Fig. 14.

Three examples for which high-ionization emission lines are detected individually. From left to right: most relevant atomic transitions (labeled on each panel). Yellow contours outline Lyα (C IV) in the top and bottom (middle) rows at 2- ad 10-σ levels. The MUSE continuum-subtracted narrow-band images (dv = 300 km s−1) have been smoothed with a 2 × 2 boxcar filter along the spatial dimension. On the right, the color HST image (red = F105W, green = F814W, blue = F606W) with arrows showing relevant sources. Solid arrows refer to individual sources, while the dashed ones to the associated multiple images, when present. Measured line fluxes are also reported for He II, [O III] and C III; the intrinsic values are obtained using the μ values quoted on the right, together with redshifts and de-lensed magnitudes.
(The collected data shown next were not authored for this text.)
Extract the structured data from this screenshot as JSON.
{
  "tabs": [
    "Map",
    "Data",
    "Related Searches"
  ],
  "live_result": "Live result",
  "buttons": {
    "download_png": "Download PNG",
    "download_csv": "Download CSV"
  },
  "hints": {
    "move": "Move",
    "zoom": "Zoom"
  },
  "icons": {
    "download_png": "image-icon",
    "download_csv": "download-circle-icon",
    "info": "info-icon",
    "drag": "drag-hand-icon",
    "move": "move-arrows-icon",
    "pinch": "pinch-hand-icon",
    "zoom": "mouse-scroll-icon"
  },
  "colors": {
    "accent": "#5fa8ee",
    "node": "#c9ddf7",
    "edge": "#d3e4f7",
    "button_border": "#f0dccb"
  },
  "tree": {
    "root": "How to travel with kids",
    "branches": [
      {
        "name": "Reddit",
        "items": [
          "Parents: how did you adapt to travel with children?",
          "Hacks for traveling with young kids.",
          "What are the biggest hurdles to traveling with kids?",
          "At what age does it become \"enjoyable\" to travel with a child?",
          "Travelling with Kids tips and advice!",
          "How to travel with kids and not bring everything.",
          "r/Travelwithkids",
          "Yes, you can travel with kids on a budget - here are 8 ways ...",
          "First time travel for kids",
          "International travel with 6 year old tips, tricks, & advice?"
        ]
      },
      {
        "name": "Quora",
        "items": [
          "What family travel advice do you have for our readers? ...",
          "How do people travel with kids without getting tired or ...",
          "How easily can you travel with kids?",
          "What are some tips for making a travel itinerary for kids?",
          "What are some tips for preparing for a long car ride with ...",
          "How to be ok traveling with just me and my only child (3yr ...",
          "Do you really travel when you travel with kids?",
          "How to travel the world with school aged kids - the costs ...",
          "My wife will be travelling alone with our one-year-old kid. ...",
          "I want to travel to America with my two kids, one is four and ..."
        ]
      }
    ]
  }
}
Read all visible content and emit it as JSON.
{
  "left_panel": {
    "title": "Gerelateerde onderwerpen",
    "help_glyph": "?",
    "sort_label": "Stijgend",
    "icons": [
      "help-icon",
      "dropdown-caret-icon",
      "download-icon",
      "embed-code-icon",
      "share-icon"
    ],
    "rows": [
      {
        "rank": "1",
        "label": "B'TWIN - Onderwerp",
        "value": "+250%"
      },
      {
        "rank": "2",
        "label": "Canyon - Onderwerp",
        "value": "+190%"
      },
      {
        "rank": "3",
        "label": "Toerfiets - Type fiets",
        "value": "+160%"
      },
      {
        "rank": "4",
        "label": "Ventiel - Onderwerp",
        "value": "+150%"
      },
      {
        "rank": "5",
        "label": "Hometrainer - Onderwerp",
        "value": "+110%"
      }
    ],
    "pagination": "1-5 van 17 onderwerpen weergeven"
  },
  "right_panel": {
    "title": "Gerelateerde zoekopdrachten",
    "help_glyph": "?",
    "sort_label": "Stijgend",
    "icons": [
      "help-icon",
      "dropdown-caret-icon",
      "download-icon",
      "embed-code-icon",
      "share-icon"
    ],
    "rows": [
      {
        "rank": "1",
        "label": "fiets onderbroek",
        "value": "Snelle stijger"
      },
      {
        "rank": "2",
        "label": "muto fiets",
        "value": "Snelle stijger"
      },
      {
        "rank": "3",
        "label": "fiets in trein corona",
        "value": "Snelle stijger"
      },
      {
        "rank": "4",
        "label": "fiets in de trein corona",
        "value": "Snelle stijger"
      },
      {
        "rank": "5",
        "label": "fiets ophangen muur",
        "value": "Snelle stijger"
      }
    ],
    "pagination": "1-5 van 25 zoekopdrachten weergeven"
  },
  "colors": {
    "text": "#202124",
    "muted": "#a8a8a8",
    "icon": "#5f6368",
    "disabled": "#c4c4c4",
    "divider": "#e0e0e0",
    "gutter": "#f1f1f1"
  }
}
Magnifications for sources 1 and 14 are also reported in Table E.1. We note the case of source 9 (bottom) where high-ionization lines emerge differently from the three individual clumps (9.1a, 9.2a, 9.3a). The Lyα emission in the leftmost panels show a typical arc−like shape (top, Vanzella et al. 2017a), a deficit of Lyα emission if compared to carbon emission (middle, see one-dimensional spectrum in Appendix C and Vanzella et al. 2017b), and a Lyα nebula (bottom, Vanzella et al. 2017c).